In Beijing’s Chaoyang district, some residents are bristling at more testing and lockdowns. Zoey Zhou, a journalist who lives in the district, said she worried that if she missed a test, her health code app would prevent her from being able to enter her neighborhood.
“I don’t think it is acceptable for the government to then put more burden on the public and increase surveillance in the name of epidemic prevention,” Ms. Zhou said. “Why am I being deprived of the freedom I should have?”
There are signs of how China’s pandemic policies are rippling through the economy. Fewer people are shopping, pushing retail sales down. People are less interested in buying property; real estate sales plunged by 39 percent in April compared with a year earlier.
Local governments are struggling to pay for all the testing. In Yangquan, a city in northern China, officials said they would build a mass testing system despite the city’s “severe financial restraints.” In Kaifeng, to the south, officials said that they had scraped together $3 million for testing “under very difficult financial circumstances.”
Estimates of the total cost of the new testing policy vary, but are in the tens of billions of dollars. If testing is extended to small cities, capturing as much 70 percent of the population, it could cost as much as 1.8 percent of annual economic growth, according to the Japanese bank Nomura.
Shanghai has said that in August it will start charging residents for every test. A single test will cost Mr. Xu, the delivery worker, roughly half of what he makes in an hour. His income had already taken a hit during Shanghai’s two-month lockdown when he had to live in a hotel that would allow him to come and go.
Parts of the government are sounding the alarm about the need to limit the impact the measures are having. A Beijing health official on Thursday warned that P.C.R. testing “should not become the norm.” And some cities have eased the requirements for how frequently tests must be taken.
In the southern province of Jiangxi, where civil servants have faced pay cuts and a squeeze on bonuses for months because the budget is so tight, officials last week decided to stop mass testing in areas with low cases, citing it as an obstacle to economic development.
Testing can break a transmission chain before it escalates into a broader outbreak, experts say, but it is unsustainable in the long term. Other measures, such as increasing vaccinations and securing antiviral drugs, could help a country develop a broader immunity and be better prepared for future outbreaks.
But of China’s 264 million people aged 60 or older, just 64 percent have received a booster, a figure that experts say is too low. A third dose of China’s main Sinovac vaccine is needed to significantly increase protection against severe disease and death, according to a recent study.

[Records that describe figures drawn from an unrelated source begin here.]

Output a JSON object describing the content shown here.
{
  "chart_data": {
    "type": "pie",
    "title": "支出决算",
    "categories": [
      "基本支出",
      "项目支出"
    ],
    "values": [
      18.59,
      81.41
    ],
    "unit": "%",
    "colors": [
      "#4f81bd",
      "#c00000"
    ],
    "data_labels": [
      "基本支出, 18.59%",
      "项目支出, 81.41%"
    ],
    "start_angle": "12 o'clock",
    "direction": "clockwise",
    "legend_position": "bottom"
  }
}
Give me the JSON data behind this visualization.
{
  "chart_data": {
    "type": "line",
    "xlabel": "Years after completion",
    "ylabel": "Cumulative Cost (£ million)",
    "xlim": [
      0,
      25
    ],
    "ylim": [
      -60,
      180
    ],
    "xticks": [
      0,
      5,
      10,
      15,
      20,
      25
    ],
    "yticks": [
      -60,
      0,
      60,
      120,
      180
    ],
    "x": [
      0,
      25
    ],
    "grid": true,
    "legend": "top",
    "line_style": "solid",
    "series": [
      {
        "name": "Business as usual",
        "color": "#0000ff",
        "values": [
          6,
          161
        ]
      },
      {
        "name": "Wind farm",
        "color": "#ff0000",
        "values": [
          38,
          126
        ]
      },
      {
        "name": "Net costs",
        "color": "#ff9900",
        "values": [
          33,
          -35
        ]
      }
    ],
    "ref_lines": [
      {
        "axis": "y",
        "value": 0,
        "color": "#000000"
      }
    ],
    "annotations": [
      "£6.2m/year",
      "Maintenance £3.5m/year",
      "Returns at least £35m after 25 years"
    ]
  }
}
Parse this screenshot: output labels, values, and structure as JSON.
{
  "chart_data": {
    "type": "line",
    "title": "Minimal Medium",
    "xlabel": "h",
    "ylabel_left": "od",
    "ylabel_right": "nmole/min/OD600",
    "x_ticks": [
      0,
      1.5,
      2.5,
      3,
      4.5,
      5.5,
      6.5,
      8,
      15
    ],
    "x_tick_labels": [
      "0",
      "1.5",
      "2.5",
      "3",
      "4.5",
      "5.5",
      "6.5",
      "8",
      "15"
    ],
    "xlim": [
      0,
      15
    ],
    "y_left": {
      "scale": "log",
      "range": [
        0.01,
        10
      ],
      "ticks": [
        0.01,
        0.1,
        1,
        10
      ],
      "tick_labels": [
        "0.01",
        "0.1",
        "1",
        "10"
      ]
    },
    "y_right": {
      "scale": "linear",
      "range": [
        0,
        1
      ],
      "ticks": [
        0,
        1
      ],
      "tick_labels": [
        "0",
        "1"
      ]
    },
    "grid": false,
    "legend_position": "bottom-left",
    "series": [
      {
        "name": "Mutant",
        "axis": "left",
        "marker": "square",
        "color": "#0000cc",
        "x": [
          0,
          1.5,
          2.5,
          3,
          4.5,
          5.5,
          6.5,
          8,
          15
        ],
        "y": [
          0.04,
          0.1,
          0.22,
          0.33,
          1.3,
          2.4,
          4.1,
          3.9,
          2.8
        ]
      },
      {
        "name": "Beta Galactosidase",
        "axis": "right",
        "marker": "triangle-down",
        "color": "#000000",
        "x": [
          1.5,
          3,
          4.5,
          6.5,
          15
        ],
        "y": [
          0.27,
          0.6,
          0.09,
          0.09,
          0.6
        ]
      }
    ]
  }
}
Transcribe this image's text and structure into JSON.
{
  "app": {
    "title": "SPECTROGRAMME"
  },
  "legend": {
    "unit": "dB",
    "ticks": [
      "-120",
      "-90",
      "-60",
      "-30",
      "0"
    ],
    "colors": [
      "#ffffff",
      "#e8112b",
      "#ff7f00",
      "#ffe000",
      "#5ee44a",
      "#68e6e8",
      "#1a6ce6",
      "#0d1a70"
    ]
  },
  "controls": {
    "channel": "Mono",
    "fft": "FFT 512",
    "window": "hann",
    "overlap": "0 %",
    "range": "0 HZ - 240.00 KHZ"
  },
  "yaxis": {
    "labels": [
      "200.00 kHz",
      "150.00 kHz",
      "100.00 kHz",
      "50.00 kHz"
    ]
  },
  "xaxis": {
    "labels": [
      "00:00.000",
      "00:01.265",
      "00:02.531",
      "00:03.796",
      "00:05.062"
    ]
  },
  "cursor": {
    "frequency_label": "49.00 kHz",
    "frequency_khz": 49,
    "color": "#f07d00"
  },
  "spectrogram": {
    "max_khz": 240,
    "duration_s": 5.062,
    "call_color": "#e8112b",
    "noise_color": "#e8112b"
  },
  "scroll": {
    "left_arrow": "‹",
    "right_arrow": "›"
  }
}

Some business leaders have pointed out what they see as the shortsightedness of the government’s approach. In a recent meeting with Li Keqiang, China’s premier, and other foreign business leaders, Jörg Wuttke, China’s chief representative for BASF, the German chemical giant, said he urged the leader to focus on vaccinations instead of testing. It was unfathomable, Mr. Wuttke said he told Mr. Li, how failing to vaccinate the elderly “can hold the economy hostage.”
Li You and Joy Dong contributed research.